Print a list of backup verification codes and store it in a secure but accessible place, like your wallet. If you ever need to sign into your Google account but don't have your primary phone with you, you can enter one of these codes instead. 

Under "How to receive codes," click on the "Show backup codes" link. Print this page.

Application-Specific Passwords:

Understand the need for application-specific passwords. With 2-step verification, Google has you covered every time you sign into your account from a web browser.However, if you use your Google account with other applications, such as Microsoft Outlook or a mobile device's mail application, those systems cannot ask you for a verification code. Therefore, you will need to sign into those systems once with an application-specific password. You will only need to re-enter an application-specific password if you choose to reset it and generate a new one for that device.

Generate application-specific passwords for your devices. Go to your 2-step verification settings page or click "Edit" next to 2-step verification on the Security Account Settings page (steps 1-3 above). Scroll down and click on "Manage application-specific passwords." 

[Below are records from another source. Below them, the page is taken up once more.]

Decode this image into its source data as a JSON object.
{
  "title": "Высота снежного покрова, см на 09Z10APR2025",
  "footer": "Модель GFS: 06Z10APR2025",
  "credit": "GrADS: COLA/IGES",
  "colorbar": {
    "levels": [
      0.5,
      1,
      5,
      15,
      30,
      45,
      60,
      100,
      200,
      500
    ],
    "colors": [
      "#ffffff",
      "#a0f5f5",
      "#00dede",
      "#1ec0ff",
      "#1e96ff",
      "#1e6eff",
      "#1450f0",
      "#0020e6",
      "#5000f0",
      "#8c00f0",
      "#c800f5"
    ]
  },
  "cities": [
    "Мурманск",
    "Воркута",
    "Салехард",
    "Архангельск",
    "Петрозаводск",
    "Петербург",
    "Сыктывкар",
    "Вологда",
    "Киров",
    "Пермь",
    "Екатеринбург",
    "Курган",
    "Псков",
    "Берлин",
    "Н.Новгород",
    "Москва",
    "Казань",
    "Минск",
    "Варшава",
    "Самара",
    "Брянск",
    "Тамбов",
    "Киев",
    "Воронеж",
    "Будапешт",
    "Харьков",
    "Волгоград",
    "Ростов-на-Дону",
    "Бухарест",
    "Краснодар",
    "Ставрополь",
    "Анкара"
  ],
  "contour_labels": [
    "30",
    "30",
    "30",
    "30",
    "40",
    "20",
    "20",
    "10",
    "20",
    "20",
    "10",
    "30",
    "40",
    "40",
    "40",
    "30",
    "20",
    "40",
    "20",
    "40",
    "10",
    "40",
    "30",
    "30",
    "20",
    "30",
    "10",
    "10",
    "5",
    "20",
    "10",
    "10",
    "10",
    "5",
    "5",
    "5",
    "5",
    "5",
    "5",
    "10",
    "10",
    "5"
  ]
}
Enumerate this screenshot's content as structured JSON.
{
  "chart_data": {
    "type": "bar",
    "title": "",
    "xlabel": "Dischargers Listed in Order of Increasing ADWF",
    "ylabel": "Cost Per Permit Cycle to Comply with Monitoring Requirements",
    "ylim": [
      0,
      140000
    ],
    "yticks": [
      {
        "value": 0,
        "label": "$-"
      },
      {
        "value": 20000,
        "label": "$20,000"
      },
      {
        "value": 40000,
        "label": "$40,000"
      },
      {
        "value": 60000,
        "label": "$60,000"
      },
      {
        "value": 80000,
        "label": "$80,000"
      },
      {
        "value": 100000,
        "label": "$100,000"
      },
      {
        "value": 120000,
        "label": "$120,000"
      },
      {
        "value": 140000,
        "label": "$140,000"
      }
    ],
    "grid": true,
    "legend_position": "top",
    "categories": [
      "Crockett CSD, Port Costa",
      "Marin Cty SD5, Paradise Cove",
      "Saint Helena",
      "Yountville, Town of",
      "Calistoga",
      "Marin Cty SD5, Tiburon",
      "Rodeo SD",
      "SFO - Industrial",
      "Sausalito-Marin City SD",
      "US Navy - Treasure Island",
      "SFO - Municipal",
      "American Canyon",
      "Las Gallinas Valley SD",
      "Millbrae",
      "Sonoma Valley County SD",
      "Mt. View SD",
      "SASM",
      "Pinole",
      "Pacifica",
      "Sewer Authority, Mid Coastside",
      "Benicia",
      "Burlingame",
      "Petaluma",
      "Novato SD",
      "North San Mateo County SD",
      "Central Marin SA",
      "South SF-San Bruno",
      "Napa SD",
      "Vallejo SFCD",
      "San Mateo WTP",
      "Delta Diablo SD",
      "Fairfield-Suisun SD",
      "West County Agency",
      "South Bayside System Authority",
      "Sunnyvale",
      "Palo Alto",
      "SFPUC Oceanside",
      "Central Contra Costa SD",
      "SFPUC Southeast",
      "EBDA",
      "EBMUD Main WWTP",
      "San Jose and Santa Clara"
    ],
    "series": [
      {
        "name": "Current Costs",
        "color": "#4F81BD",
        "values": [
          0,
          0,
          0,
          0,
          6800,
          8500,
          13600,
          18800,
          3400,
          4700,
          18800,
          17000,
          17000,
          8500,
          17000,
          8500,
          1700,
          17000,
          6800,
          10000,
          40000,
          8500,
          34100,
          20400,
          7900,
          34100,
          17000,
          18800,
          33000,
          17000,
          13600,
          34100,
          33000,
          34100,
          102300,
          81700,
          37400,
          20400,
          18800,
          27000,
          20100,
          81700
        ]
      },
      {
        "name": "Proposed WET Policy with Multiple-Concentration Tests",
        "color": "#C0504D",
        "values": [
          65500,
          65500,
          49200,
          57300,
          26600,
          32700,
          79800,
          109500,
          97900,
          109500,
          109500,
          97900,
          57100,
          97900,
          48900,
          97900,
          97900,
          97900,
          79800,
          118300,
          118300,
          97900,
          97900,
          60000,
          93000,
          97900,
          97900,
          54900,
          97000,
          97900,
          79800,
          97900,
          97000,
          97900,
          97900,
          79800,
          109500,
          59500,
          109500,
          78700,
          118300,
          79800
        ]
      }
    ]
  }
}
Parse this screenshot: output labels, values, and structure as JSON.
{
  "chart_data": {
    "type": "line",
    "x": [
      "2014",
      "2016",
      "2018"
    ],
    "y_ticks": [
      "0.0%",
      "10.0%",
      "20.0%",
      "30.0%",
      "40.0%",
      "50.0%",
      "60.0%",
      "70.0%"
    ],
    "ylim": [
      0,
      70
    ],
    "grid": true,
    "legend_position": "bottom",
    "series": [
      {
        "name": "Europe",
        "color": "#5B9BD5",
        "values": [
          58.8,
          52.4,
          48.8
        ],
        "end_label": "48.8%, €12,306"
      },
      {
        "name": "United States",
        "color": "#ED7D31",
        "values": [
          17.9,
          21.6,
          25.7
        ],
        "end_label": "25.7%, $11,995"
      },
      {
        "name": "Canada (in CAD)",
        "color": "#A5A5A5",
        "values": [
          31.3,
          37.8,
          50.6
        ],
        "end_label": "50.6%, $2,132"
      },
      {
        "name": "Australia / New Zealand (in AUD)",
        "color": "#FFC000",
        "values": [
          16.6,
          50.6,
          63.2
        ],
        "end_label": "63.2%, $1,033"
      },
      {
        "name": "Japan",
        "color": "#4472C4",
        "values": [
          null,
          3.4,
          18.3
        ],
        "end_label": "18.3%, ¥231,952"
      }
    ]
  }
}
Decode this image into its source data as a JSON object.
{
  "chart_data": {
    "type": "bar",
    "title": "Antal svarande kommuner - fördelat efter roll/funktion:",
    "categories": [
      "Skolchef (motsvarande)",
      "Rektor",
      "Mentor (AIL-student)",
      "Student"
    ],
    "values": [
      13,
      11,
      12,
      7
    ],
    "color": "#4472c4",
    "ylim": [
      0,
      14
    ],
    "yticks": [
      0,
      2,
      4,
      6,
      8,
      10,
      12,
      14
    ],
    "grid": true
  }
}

At the top of the page, you will see a list of sites, applications and devices to which you have granted some level of access to your account. If you allowed a third-party website (e.g., LinkedIn, Twitter, Foursquare) to comb your Gmail Contacts to find friends, for example, you will see that listed. If you use other Google applications, you will also see those listed. Feel free to revoke access to any site or program you no longer wish to use 



Scroll down to the field at the bottom for entering the name of a device. Enter in something that will help you remember what this application-specific password is for -- e.g., Mail App on iPhone, Google App on iPhone, Chrome Sync, Outlook, Thunderbird, or whatever describes your application. Click "Generate password".



Open up the application. Go to the settings page where you enter in your Google Account information. Type in your Google account name as usual. Now instead of your account password, type in the application-specific password in the password field. You have now granted this application full access to your Google account.


 You will only need to enter this password once. There is no need to write it down or memorize it, and it will not be displayed by Google again.


Click "Done" on your web browser once you have successfully entered the application-specific password.



If You Lose Your Phone:

If you lose your phone and have 2-step verification turned on, you can still access your Gmail account. You also can and should follow these steps to stop strangers from gaining access to your Google accounts.

 Revoke your current application-specific passwords. If you have a smartphone with apps linked to your Google account, they will automatically be signed out. When you get a new phone, you can generate new application-specific passwords (see previous section) and enter them into your new devices.



If you get phone and change your phone number, be sure to revoke access to your previous number on the 2-step verification settings page.